As well as being potentially much more efficient in the use of humans, HITL learning can also lead to better models, as it facilitates more modern AI methods that can discover better underlying representations of data. Conversely, when the model is being used in production, there can be applications where it makes sense for the model to divert cases that it is currently unsure about (the ‘edge cases’) for human experts to deal with. Of course, ideally this expert input will not be lost and the model can be continuously updated as part of an ‘online learning’ system.
Such HITL online learning makes particular sense when dealing with issues of especial human concern – issues such as fairness, accountability and transparency – or in situations where errors could be costly, such as in medical settings (or at the extreme, in autonomous weapons). HITL can also quickly flag when a model starts to drop in accuracy or fairness (at least in contexts where humans are better judges of these issues) – an all-too-common problem when real world conditions depart from the data sets used during training.
Interestingly, there are some domains where humans do not model their uncertainty well, such as in understanding their own levels of ability.
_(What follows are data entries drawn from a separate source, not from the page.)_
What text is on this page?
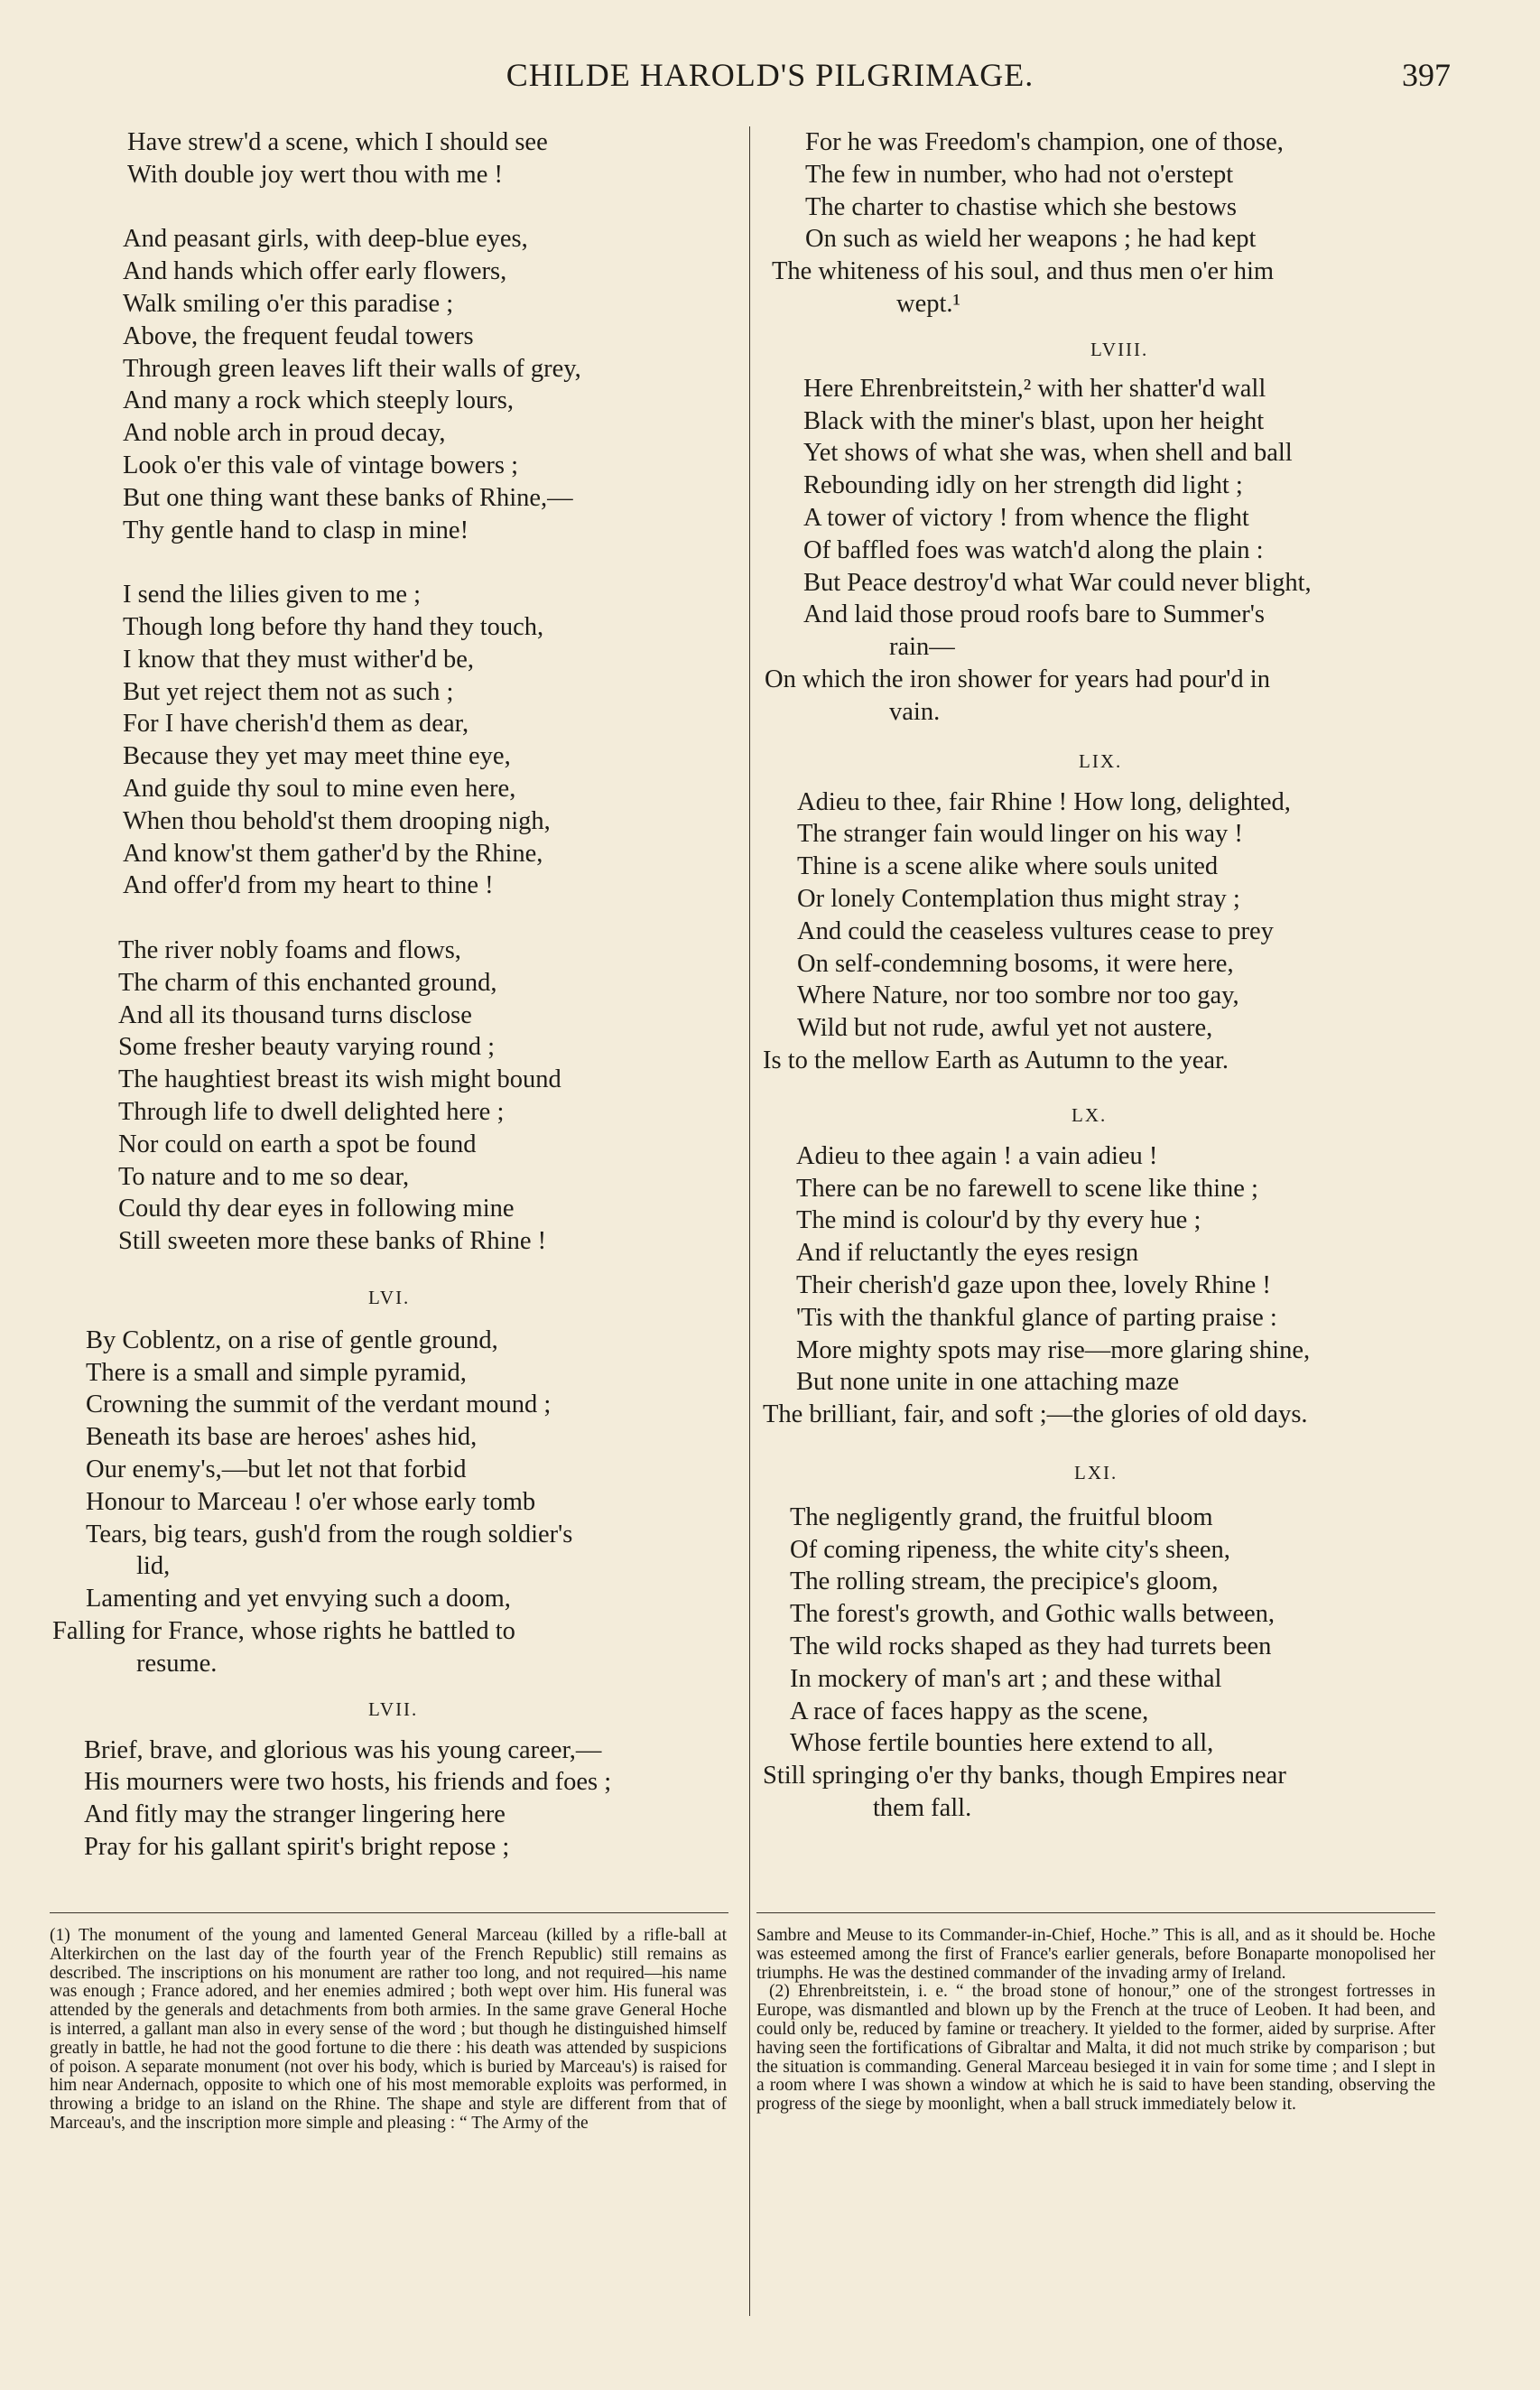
CHILDE HAROLD'S PILGRIMAGE.	397
Have strew'd a scene, which I should see
With double joy wert thou with me !
And peasant girls, with deep-blue eyes,
And hands which offer early flowers,
Walk smiling o'er this paradise ;
Above, the frequent feudal towers
Through green leaves lift their walls of grey,
And many a rock which steeply lours,
And noble arch in proud decay,
Look o'er this vale of vintage bowers ;
But one thing want these banks of Rhine,—
Thy gentle hand to clasp in mine!
I send the lilies given to me ;
Though long before thy hand they touch,
I know that they must wither'd be,
But yet reject them not as such ;
For I have cherish'd them as dear,
Because they yet may meet thine eye,
And guide thy soul to mine even here,
When thou behold'st them drooping nigh,
And know'st them gather'd by the Rhine,
And offer'd from my heart to thine !
The river nobly foams and flows,
The charm of this enchanted ground,
And all its thousand turns disclose
Some fresher beauty varying round ;
The haughtiest breast its wish might bound
Through life to dwell delighted here ;
Nor could on earth a spot be found
To nature and to me so dear,
Could thy dear eyes in following mine
Still sweeten more these banks of Rhine !
LVI.
By Coblentz, on a rise of gentle ground,
There is a small and simple pyramid,
Crowning the summit of the verdant mound ;
Beneath its base are heroes' ashes hid,
Our enemy's,—but let not that forbid
Honour to Marceau ! o'er whose early tomb
Tears, big tears, gush'd from the rough soldier's
lid,
Lamenting and yet envying such a doom,
Falling for France, whose rights he battled to
resume.
LVII.
Brief, brave, and glorious was his young career,—
His mourners were two hosts, his friends and foes ;
And fitly may the stranger lingering here
Pray for his gallant spirit's bright repose ;
For he was Freedom's champion, one of those,
The few in number, who had not o'erstept
The charter to chastise which she bestows
On such as wield her weapons ; he had kept
The whiteness of his soul, and thus men o'er him
wept.¹
LVIII.
Here Ehrenbreitstein,² with her shatter'd wall
Black with the miner's blast, upon her height
Yet shows of what she was, when shell and ball
Rebounding idly on her strength did light ;
A tower of victory ! from whence the flight
Of baffled foes was watch'd along the plain :
But Peace destroy'd what War could never blight,
And laid those proud roofs bare to Summer's
rain—
On which the iron shower for years had pour'd in
vain.
LIX.
Adieu to thee, fair Rhine ! How long, delighted,
The stranger fain would linger on his way !
Thine is a scene alike where souls united
Or lonely Contemplation thus might stray ;
And could the ceaseless vultures cease to prey
On self-condemning bosoms, it were here,
Where Nature, nor too sombre nor too gay,
Wild but not rude, awful yet not austere,
Is to the mellow Earth as Autumn to the year.
LX.
Adieu to thee again ! a vain adieu !
There can be no farewell to scene like thine ;
The mind is colour'd by thy every hue ;
And if reluctantly the eyes resign
Their cherish'd gaze upon thee, lovely Rhine !
'Tis with the thankful glance of parting praise :
More mighty spots may rise—more glaring shine,
But none unite in one attaching maze
The brilliant, fair, and soft ;—the glories of old days.
LXI.
The negligently grand, the fruitful bloom
Of coming ripeness, the white city's sheen,
The rolling stream, the precipice's gloom,
The forest's growth, and Gothic walls between,
The wild rocks shaped as they had turrets been
In mockery of man's art ; and these withal
A race of faces happy as the scene,
Whose fertile bounties here extend to all,
Still springing o'er thy banks, though Empires near
them fall.

(1) The monument of the young and lamented General Marceau (killed by a rifle-ball at Alterkirchen on the last day of the fourth year of the French Republic) still remains as described. The inscriptions on his monument are rather too long, and not required—his name was enough ; France adored, and her enemies admired ; both wept over him. His funeral was attended by the generals and detachments from both armies. In the same grave General Hoche is interred, a gallant man also in every sense of the word ; but though he distinguished himself greatly in battle, he had not the good fortune to die there : his death was attended by suspicions of poison. A separate monument (not over his body, which is buried by Marceau's) is raised for him near Andernach, opposite to which one of his most memorable exploits was performed, in throwing a bridge to an island on the Rhine. The shape and style are different from that of Marceau's, and the inscription more simple and pleasing : “ The Army of the

Sambre and Meuse to its Commander-in-Chief, Hoche.” This is all, and as it should be. Hoche was esteemed among the first of France's earlier generals, before Bonaparte monopolised her triumphs. He was the destined commander of the invading army of Ireland.

(2) Ehrenbreitstein, i. e. “ the broad stone of honour,” one of the strongest fortresses in Europe, was dismantled and blown up by the French at the truce of Leoben. It had been, and could only be, reduced by famine or treachery. It yielded to the former, aided by surprise. After having seen the fortifications of Gibraltar and Malta, it did not much strike by comparison ; but the situation is commanding. General Marceau besieged it in vain for some time ; and I slept in a room where I was shown a window at which he is said to have been standing, observing the progress of the siege by moonlight, when a ball struck immediately below it.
This is famously illustrated by the Dunning Kruger Effect,
a cognitive bias where people with low ability at a task tend to overestimate their ability, and people with high ability at a task, whilst they judge more accurately their own abilities in absolute terms, tend to underestimate their ability compared to others. As the old saying goes, “a little knowledge is a dangerous thing”.
These cognitive biases are further explored in Steven Sloman’s excellent book ‘The Knowledge Illusion‘ which explains why people think they know more than they do – for example they conflate others’ expertise for their own.
The success of HITL learning makes clear that our judgments and decisions will likely improve if only we invest the effort to better calibrate our own confidence in them. It shows we would learn more quickly and with less bias if we made a habit of seeking out different opinions and conflicting data, with which to test and update our mental models of the world.
It seems that both good data science, and good citizenship, require epistemic humility.